Kita bersyukur Indonesia telah memantap posisinya sebagai salah satu negara demokrasi terbesar di dunia dan berhasil menyelenggarakan pemilihan presiden secara langsung setiap lima tahun sekali dengan aman, dan bermartabat, sejak gelaran pertama di tahun 2004.
Tentu kita berharap, proses politik tahun 2024 juga berjalan dengan baik. Bahwa pada gelaran elektoral sebelumnya masih ada satu-dua kekurangan, belum sepenuhnya terpenuhi rasa keadilan, atau munculnya riak-riak ketidakpuasan lainnya, tidak kita ingkari tetapi bukan alas pembenar untuk berpaling pada sistem politik lain yang belum tentu cocok dengan budaya dan karakteristik masyarakat Indonesia yang majemuk dan senantiasa menjunjung tinggi perbedaan pilihan.
Kita harus mulai berani membuang "berhala" yang masih muncul dalam gelaran demokrasi sebelumnya. Kita melihat Pilpres 2024 dapat menjadi momentum tepat untuk mewujudkannya, dan saya tertarik untuk ikut menjadi bagian di dalamnya.

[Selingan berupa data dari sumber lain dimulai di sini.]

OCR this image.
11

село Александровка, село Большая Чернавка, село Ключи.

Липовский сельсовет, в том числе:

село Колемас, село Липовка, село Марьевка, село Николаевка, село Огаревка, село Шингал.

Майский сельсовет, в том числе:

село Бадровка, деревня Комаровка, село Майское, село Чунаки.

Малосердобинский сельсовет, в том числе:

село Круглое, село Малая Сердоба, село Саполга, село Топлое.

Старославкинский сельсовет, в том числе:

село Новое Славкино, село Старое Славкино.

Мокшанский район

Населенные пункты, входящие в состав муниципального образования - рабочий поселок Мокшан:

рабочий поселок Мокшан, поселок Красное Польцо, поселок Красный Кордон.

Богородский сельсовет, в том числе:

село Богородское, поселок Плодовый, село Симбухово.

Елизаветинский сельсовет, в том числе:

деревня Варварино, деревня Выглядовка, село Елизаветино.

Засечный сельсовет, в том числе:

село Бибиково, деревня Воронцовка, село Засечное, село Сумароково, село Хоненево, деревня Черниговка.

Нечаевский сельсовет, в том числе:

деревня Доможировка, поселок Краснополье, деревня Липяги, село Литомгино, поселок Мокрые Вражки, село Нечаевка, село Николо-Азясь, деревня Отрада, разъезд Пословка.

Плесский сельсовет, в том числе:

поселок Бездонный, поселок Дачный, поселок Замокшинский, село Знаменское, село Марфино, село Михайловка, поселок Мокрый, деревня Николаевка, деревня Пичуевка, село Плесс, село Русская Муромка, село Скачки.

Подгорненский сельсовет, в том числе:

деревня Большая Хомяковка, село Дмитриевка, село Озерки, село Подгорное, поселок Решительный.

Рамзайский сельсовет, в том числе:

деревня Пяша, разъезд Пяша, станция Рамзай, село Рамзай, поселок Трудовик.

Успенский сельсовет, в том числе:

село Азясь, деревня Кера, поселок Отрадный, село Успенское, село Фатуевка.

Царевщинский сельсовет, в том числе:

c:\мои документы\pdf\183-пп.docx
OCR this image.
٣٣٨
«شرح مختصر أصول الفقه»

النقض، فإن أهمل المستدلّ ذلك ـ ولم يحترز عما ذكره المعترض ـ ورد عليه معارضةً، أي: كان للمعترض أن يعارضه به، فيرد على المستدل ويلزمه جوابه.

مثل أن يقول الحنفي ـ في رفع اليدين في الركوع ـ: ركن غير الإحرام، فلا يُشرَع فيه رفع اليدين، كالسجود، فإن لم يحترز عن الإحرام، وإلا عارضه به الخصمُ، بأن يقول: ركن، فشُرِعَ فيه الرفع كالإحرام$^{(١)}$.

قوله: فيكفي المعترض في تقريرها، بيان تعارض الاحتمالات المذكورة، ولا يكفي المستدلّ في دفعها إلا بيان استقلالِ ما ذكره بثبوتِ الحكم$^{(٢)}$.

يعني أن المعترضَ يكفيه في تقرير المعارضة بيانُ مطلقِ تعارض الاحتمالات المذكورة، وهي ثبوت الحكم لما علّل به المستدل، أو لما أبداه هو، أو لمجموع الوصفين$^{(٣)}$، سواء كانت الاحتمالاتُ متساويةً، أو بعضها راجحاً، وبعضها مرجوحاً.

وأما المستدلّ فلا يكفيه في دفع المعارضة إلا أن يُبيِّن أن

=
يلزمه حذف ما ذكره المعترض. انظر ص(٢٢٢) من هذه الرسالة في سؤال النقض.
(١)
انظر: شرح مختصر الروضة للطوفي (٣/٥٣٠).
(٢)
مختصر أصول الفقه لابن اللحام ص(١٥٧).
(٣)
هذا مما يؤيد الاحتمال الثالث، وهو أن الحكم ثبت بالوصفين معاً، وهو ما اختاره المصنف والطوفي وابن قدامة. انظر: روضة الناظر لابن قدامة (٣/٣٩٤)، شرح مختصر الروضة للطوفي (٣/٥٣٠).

Perlu saya sampaikan terlebih dulu, bahwa hanya pada Pilpres 2014 saya secara terbuka men-declare dukungan kepada sosok calon presiden (capres) yakni Joko Widodo, yang saat itu masih menjabat Gubernur DKI Jakarta.
Alasannya sederhana saja. Jokowi bukan militer, dan tidak menjadi bagian Orde Baru, dan berasal dari kalangan biasa. Jokowi membawa harapan baru bahwa siapa saja bisa menjadi presiden.
Usai gelaran Pilpres 2014 yang dimenangkan Jokowi, saya kembali ke habitat sebagai "orang bebas". Bahkan dua tahun kemudian saya gencar melakukan kritik terhadap berbagai kebijakannya. Itu sebabnya, pada Pilpres 2019 saya tidak lagi mendukung Jokowi, namun juga tidak memberikan suara untuk lawannya.
Sebab, ketika kita memilih untuk mendukung atau tidak mendukung calon dalam sebuah kontestasi elektoral, hendaknya didasari alasan rasional, bukan karena kebencian pada lawannya. Jangan karena benci pada Togog, lantas memilih Petruk tanpa melihat rekam jejaknya.
Untuk Pilpres 2024 mendatang, saya telah memantapkan diri menjadi pendukung Anies Rasyid Baswedan. Seperti halnya di tahun 2014, saya juga menyatakan dukungan itu secara terbuka melalui akun media sosial.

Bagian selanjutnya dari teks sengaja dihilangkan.